By 1957, Richard Manuel was in a band called the Revols. He was the primary vocalist. In 1960 the Revols opened for Ronnie Hawkins and the Hawk, Hawkins, was blown away by Manuel’s piano playing. By September 1961, Hawkins had recruited Manuel as his piano player. He was 18.


Around 1957, Robbie Robertson formed his band: Robbie and the Rhythm Chords. After watching the movie Forbidden Planet, the band changed the name to Robbie and the Robot. That band eventually morphed into the Suedes.


In 1959, Ronnie Hawkins and the Hawks (with Levon Helm on drums) performed their song “Forty Days” on Dick Clark’s Saturday Night Beech-Nut Show. The entire show had a western theme, and the bad performed in “western” attire.

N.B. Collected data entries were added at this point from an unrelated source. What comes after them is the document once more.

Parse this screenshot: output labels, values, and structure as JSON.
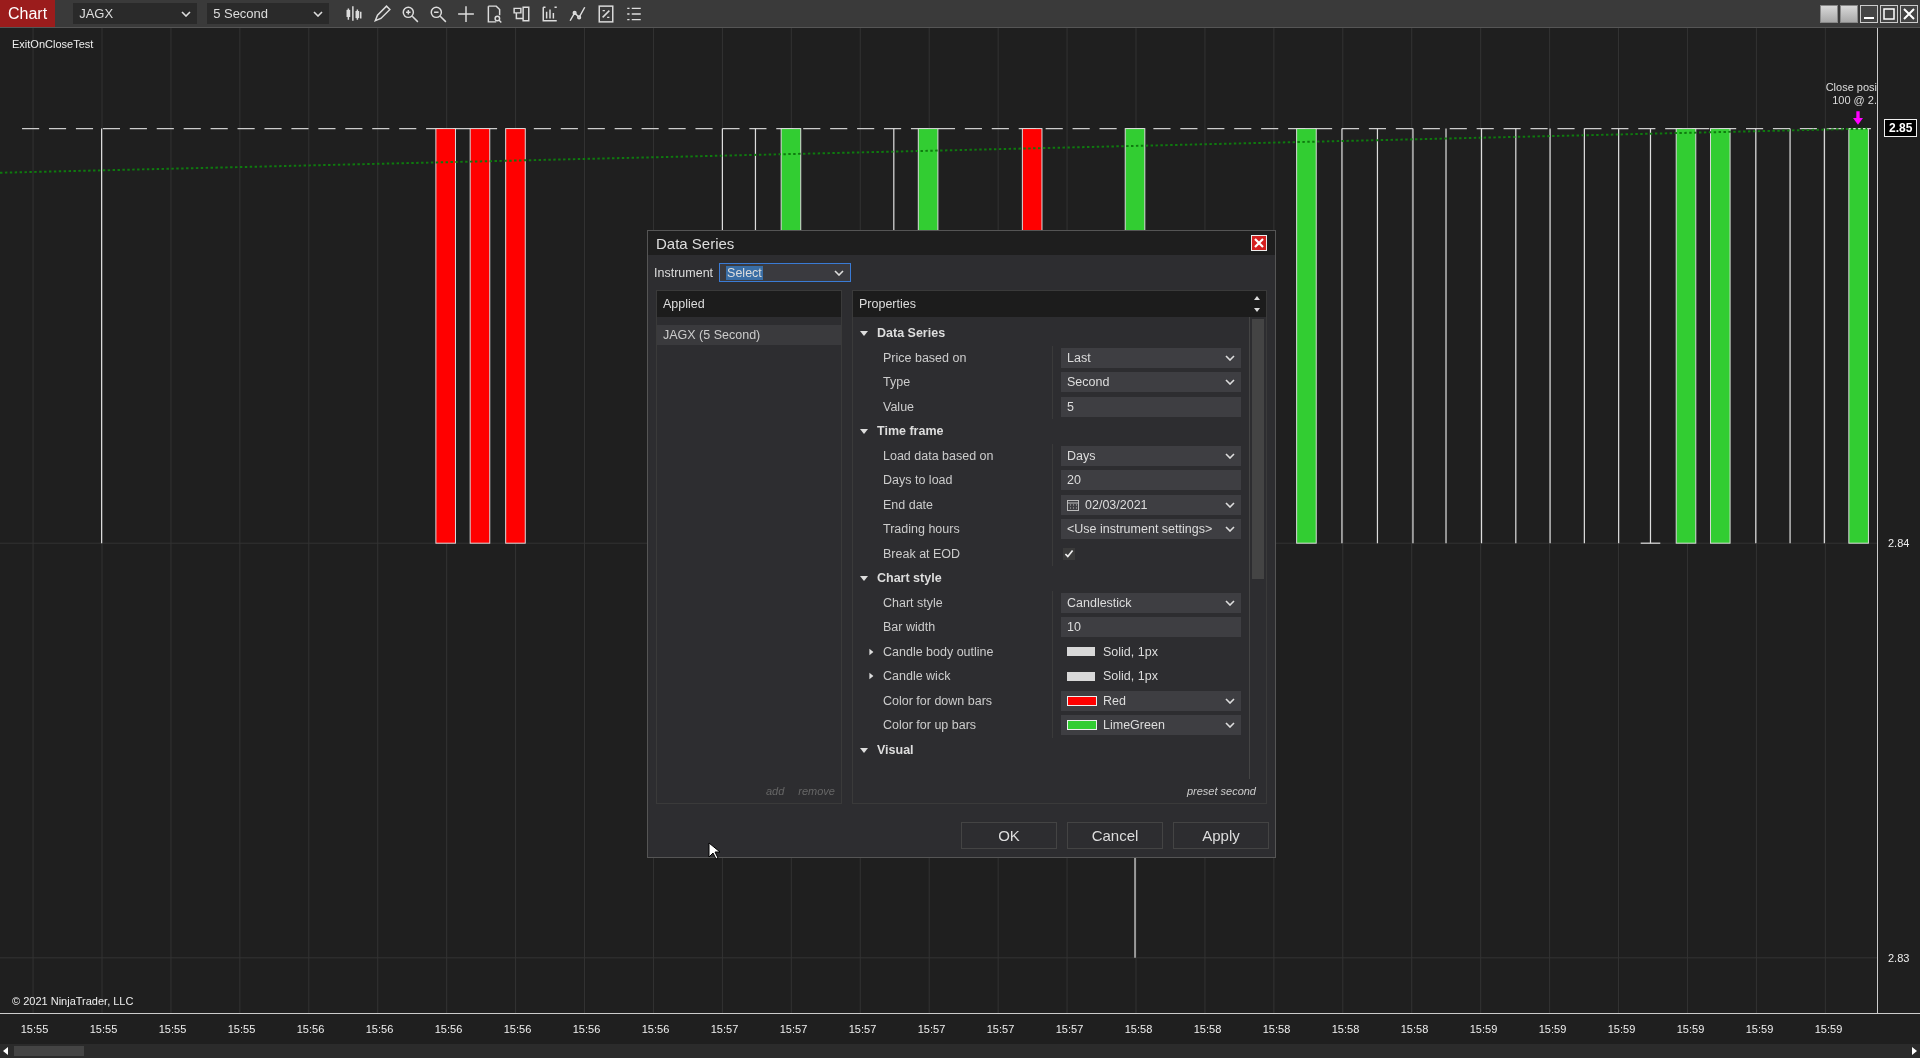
{
  "toolbar": {
    "chart_button": "Chart",
    "instrument": "JAGX",
    "interval": "5 Second"
  },
  "chart": {
    "indicator_label": "ExitOnCloseTest",
    "annotation": [
      "Close posi",
      "100 @ 2."
    ],
    "current_price": "2.85",
    "price_labels": [
      "2.84",
      "2.83"
    ],
    "copyright": "© 2021 NinjaTrader, LLC",
    "time_labels": [
      "15:55",
      "15:55",
      "15:55",
      "15:55",
      "15:56",
      "15:56",
      "15:56",
      "15:56",
      "15:56",
      "15:56",
      "15:57",
      "15:57",
      "15:57",
      "15:57",
      "15:57",
      "15:57",
      "15:58",
      "15:58",
      "15:58",
      "15:58",
      "15:58",
      "15:59",
      "15:59",
      "15:59",
      "15:59",
      "15:59",
      "15:59"
    ]
  },
  "dialog": {
    "title": "Data Series",
    "instrument_label": "Instrument",
    "instrument_value": "Select",
    "applied": {
      "header": "Applied",
      "items": [
        {
          "label": "JAGX (5 Second)",
          "selected": true
        }
      ],
      "add": "add",
      "remove": "remove",
      "actions_disabled": true
    },
    "properties": {
      "header": "Properties",
      "preset": "preset second",
      "categories": [
        {
          "name": "Data Series",
          "expanded": true,
          "rows": [
            {
              "label": "Price based on",
              "kind": "dropdown",
              "value": "Last"
            },
            {
              "label": "Type",
              "kind": "dropdown",
              "value": "Second"
            },
            {
              "label": "Value",
              "kind": "text",
              "value": "5"
            }
          ]
        },
        {
          "name": "Time frame",
          "expanded": true,
          "rows": [
            {
              "label": "Load data based on",
              "kind": "dropdown",
              "value": "Days"
            },
            {
              "label": "Days to load",
              "kind": "text",
              "value": "20"
            },
            {
              "label": "End date",
              "kind": "date",
              "value": "02/03/2021"
            },
            {
              "label": "Trading hours",
              "kind": "dropdown",
              "value": "<Use instrument settings>"
            },
            {
              "label": "Break at EOD",
              "kind": "checkbox",
              "checked": true
            }
          ]
        },
        {
          "name": "Chart style",
          "expanded": true,
          "rows": [
            {
              "label": "Chart style",
              "kind": "dropdown",
              "value": "Candlestick"
            },
            {
              "label": "Bar width",
              "kind": "text",
              "value": "10"
            },
            {
              "label": "Candle body outline",
              "kind": "stroke",
              "value": "Solid, 1px",
              "expanded": false,
              "color": "#d8d8d8"
            },
            {
              "label": "Candle wick",
              "kind": "stroke",
              "value": "Solid, 1px",
              "expanded": false,
              "color": "#d8d8d8"
            },
            {
              "label": "Color for down bars",
              "kind": "color",
              "value": "Red",
              "color": "#ff0000"
            },
            {
              "label": "Color for up bars",
              "kind": "color",
              "value": "LimeGreen",
              "color": "#32cd32"
            }
          ]
        },
        {
          "name": "Visual",
          "expanded": true
        }
      ]
    },
    "buttons": [
      "OK",
      "Cancel",
      "Apply"
    ]
  }
}
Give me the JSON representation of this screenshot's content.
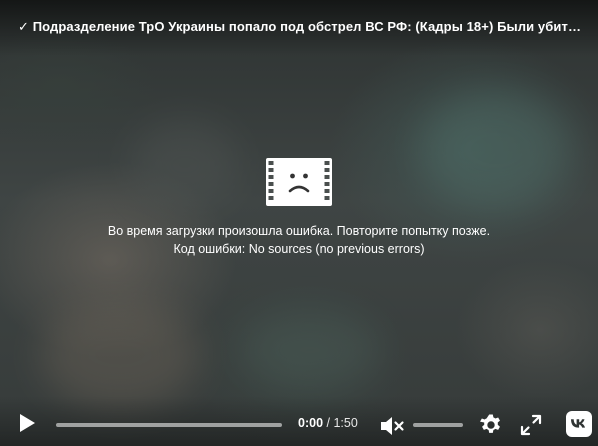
{
  "video": {
    "title": "✓ Подразделение ТрО Украины попало под обстрел ВС РФ: (Кадры 18+) Были убиты неск..."
  },
  "error": {
    "message": "Во время загрузки произошла ошибка. Повторите попытку позже.",
    "code_line": "Код ошибки: No sources (no previous errors)",
    "icon": "sad-film-icon"
  },
  "controls": {
    "current_time": "0:00",
    "separator": " / ",
    "duration": "1:50",
    "progress": 0,
    "volume": 0,
    "muted": true,
    "icons": {
      "play": "play-icon",
      "mute": "volume-muted-icon",
      "settings": "gear-icon",
      "fullscreen": "fullscreen-icon",
      "logo": "vk-logo-icon"
    }
  },
  "colors": {
    "text": "#ffffff",
    "track": "#bfbfbf"
  }
}
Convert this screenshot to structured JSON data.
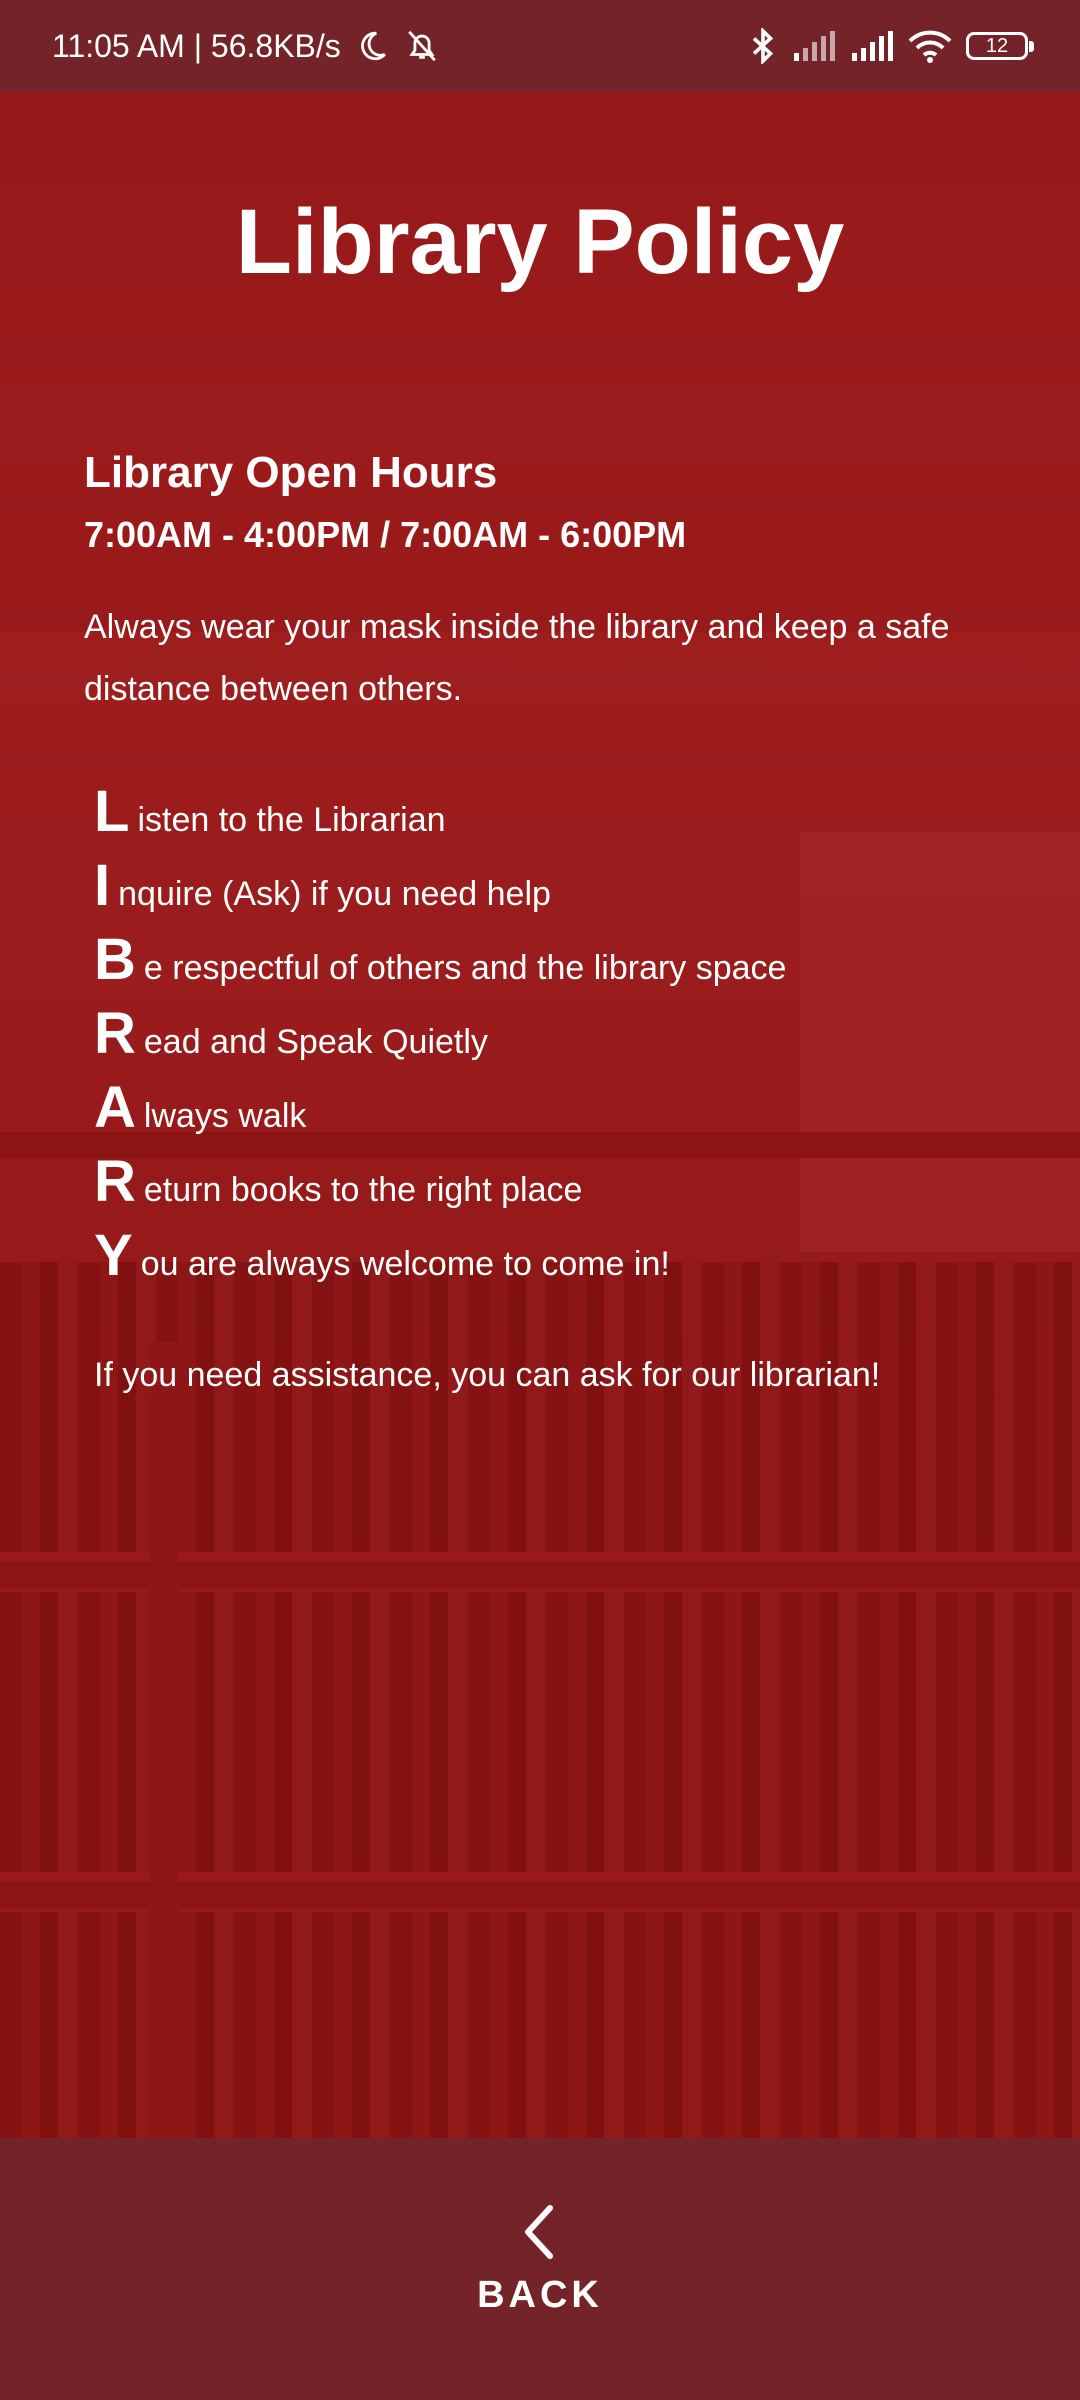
{
  "status_bar": {
    "time_speed": "11:05 AM | 56.8KB/s",
    "battery_level": "12",
    "icons": [
      "moon-icon",
      "alarm-off-icon",
      "bluetooth-icon",
      "signal-icon",
      "signal-icon",
      "wifi-icon",
      "battery-icon"
    ]
  },
  "page": {
    "title": "Library Policy",
    "hours_title": "Library Open Hours",
    "hours_range": "7:00AM - 4:00PM / 7:00AM - 6:00PM",
    "mask_note": "Always wear your mask inside the library and keep a safe distance between others.",
    "acrostic": [
      {
        "letter": "L",
        "rest": "isten to the Librarian"
      },
      {
        "letter": "I",
        "rest": "nquire (Ask) if you need help"
      },
      {
        "letter": "B",
        "rest": "e respectful of others and the library space"
      },
      {
        "letter": "R",
        "rest": "ead and Speak Quietly"
      },
      {
        "letter": "A",
        "rest": "lways walk"
      },
      {
        "letter": "R",
        "rest": "eturn books to the right place"
      },
      {
        "letter": "Y",
        "rest": "ou are always welcome to come in!"
      }
    ],
    "assist_note": "If you need assistance, you can ask for our librarian!"
  },
  "bottom_bar": {
    "back_label": "BACK",
    "back_icon": "chevron-left-icon"
  },
  "colors": {
    "bars": "#742428",
    "background": "#8e1818",
    "text": "#ffffff"
  }
}
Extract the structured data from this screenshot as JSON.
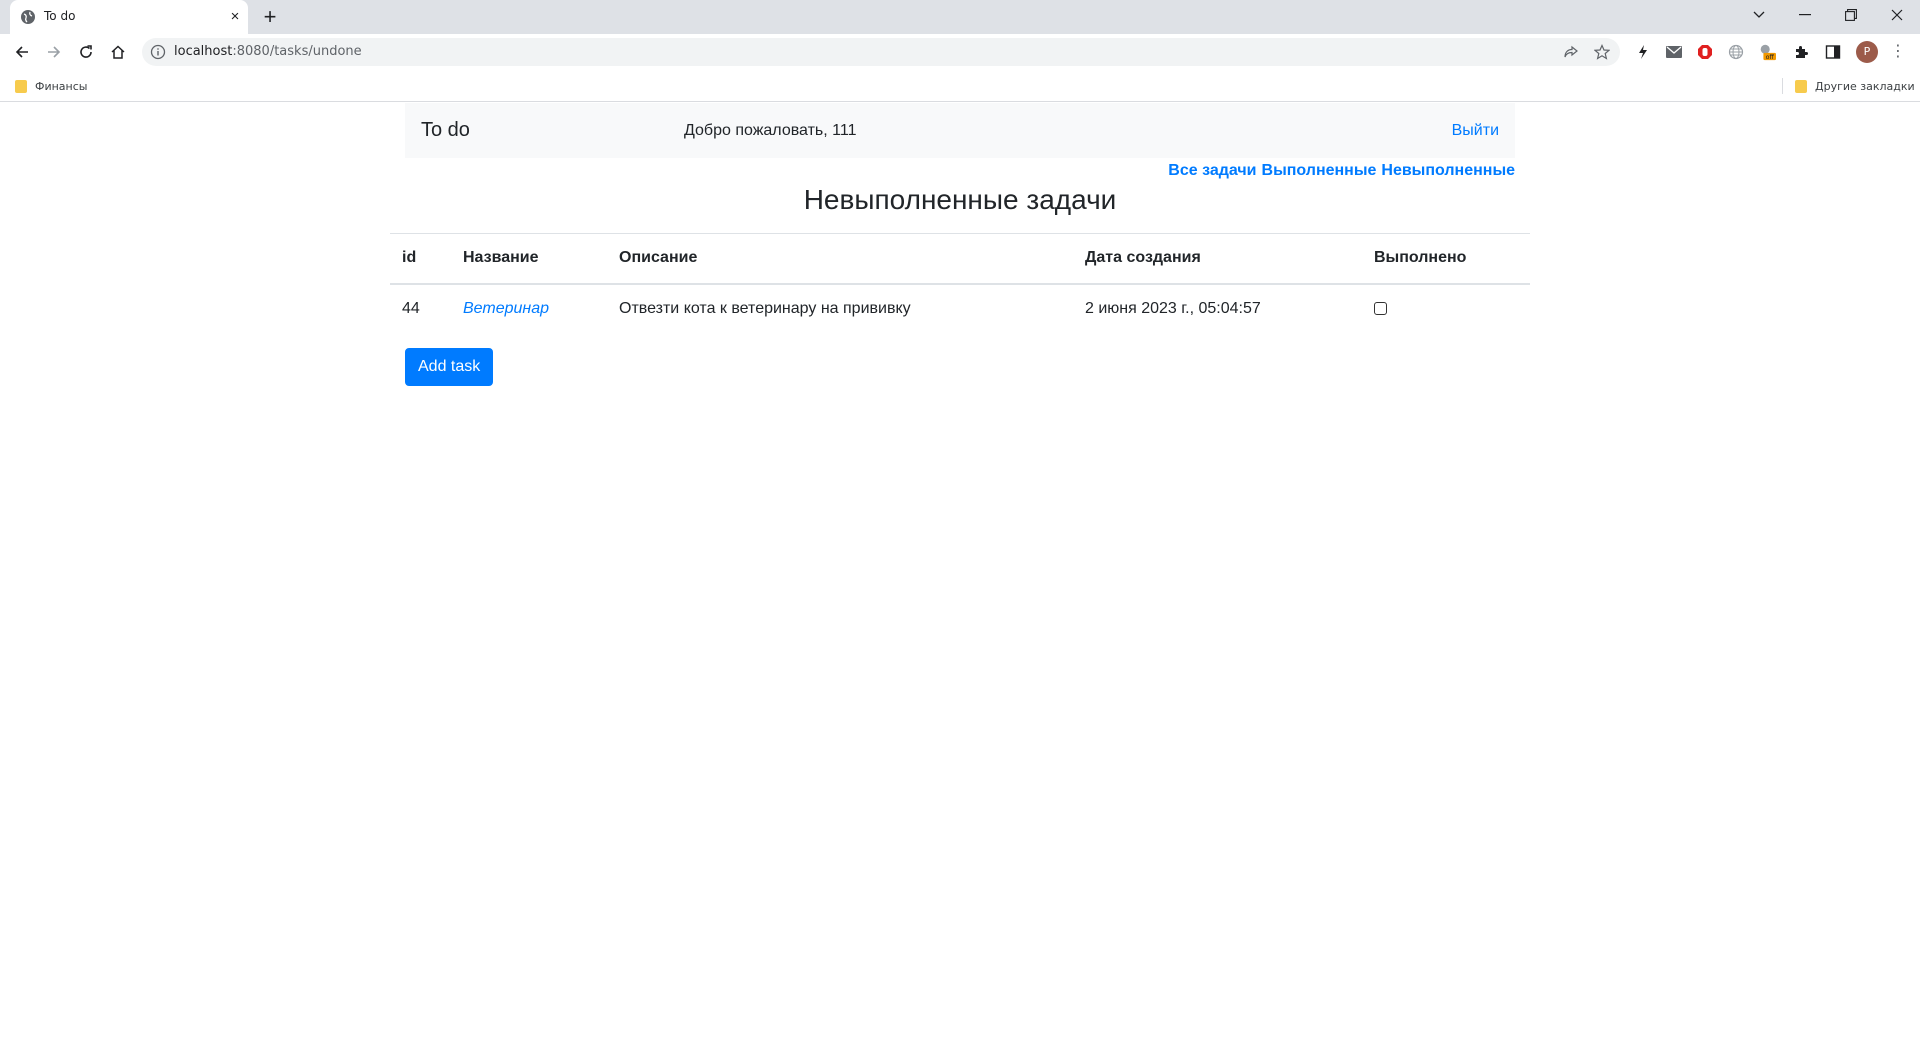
{
  "browser": {
    "tab_title": "To do",
    "tab_close": "×",
    "new_tab": "+",
    "url_host": "localhost",
    "url_path": ":8080/tasks/undone",
    "profile_initial": "P",
    "menu": "⋮",
    "bookmarks": [
      {
        "label": "Финансы"
      }
    ],
    "other_bookmarks": "Другие закладки",
    "extension_badge": "off"
  },
  "navbar": {
    "brand": "To do",
    "welcome": "Добро пожаловать, 111",
    "logout": "Выйти"
  },
  "filters": {
    "all": "Все задачи",
    "done": "Выполненные",
    "undone": "Невыполненные"
  },
  "heading": "Невыполненные задачи",
  "table": {
    "headers": [
      "id",
      "Название",
      "Описание",
      "Дата создания",
      "Выполнено"
    ],
    "rows": [
      {
        "id": "44",
        "name": "Ветеринар",
        "description": "Отвезти кота к ветеринару на прививку",
        "created": "2 июня 2023 г., 05:04:57",
        "done": false
      }
    ]
  },
  "add_button": "Add task",
  "colors": {
    "link": "#007bff",
    "navbar_bg": "#f8f9fa",
    "tabstrip_bg": "#dee1e6"
  }
}
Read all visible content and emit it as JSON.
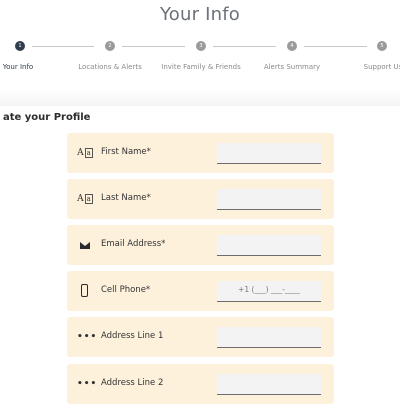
{
  "page": {
    "title": "Your Info"
  },
  "stepper": {
    "steps": [
      {
        "number": "1",
        "label": "Your Info",
        "active": true
      },
      {
        "number": "2",
        "label": "Locations & Alerts",
        "active": false
      },
      {
        "number": "3",
        "label": "Invite Family & Friends",
        "active": false
      },
      {
        "number": "4",
        "label": "Alerts Summary",
        "active": false
      },
      {
        "number": "5",
        "label": "Support Us",
        "active": false
      }
    ]
  },
  "section": {
    "title": "ate your Profile"
  },
  "fields": [
    {
      "icon": "font-size-icon",
      "label": "First Name*",
      "value": "",
      "placeholder": ""
    },
    {
      "icon": "font-size-icon",
      "label": "Last Name*",
      "value": "",
      "placeholder": ""
    },
    {
      "icon": "envelope-icon",
      "label": "Email Address*",
      "value": "",
      "placeholder": ""
    },
    {
      "icon": "phone-icon",
      "label": "Cell Phone*",
      "value": "",
      "placeholder": "+1 (___) ___-____"
    },
    {
      "icon": "more-dots-icon",
      "label": "Address Line 1",
      "value": "",
      "placeholder": ""
    },
    {
      "icon": "more-dots-icon",
      "label": "Address Line 2",
      "value": "",
      "placeholder": ""
    }
  ],
  "colors": {
    "field_bg": "#fdf1dc",
    "active_step": "#2f3d4d",
    "inactive_step": "#9a9a9a"
  }
}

According to Robbie Robertson, the Hawks eventually outgrew Ronnie Hawkins and as a result, they set out on their own. They were briefly known as the Levon Helm Sextet, with sixth member (sax player Jerry Penfound).

When Penfound left, they became Levon and the Hawks.

Pictured (L to R): Rick Danko, Richard Manuel, Levon Helm, Garth Hudson, and Robbie Robertson.


The Hawks famously backed Bob Dylan on the tour where he chose to “go electric.” The band has roundly booed by hardcore Dylan fans. At a show during the UK tour at  the  Free Trade Hall in Manchester, England, someone in the audience yelled “Judas.” Dylan’s response was to play “Like a Rolling Stone” and instruct the band to play as load as the could. You can watch it ll unfold in the clip below.


The booing got to Helm who left soon after the tour after a month, and sat out the rest of that year's concerts, as well as the world tour in 1966. Dylan and Robertson for the most part took it all with a sense of humor.


Following Dylan to the Woodstock, NY area while he recovered form a motorcycle accident. Most of the guys move into a house in Saugerties, NY (pictured) that they called "Big Pink.” It was where they wrote most of the songs that would end up on their debut LP Music From Big Pink.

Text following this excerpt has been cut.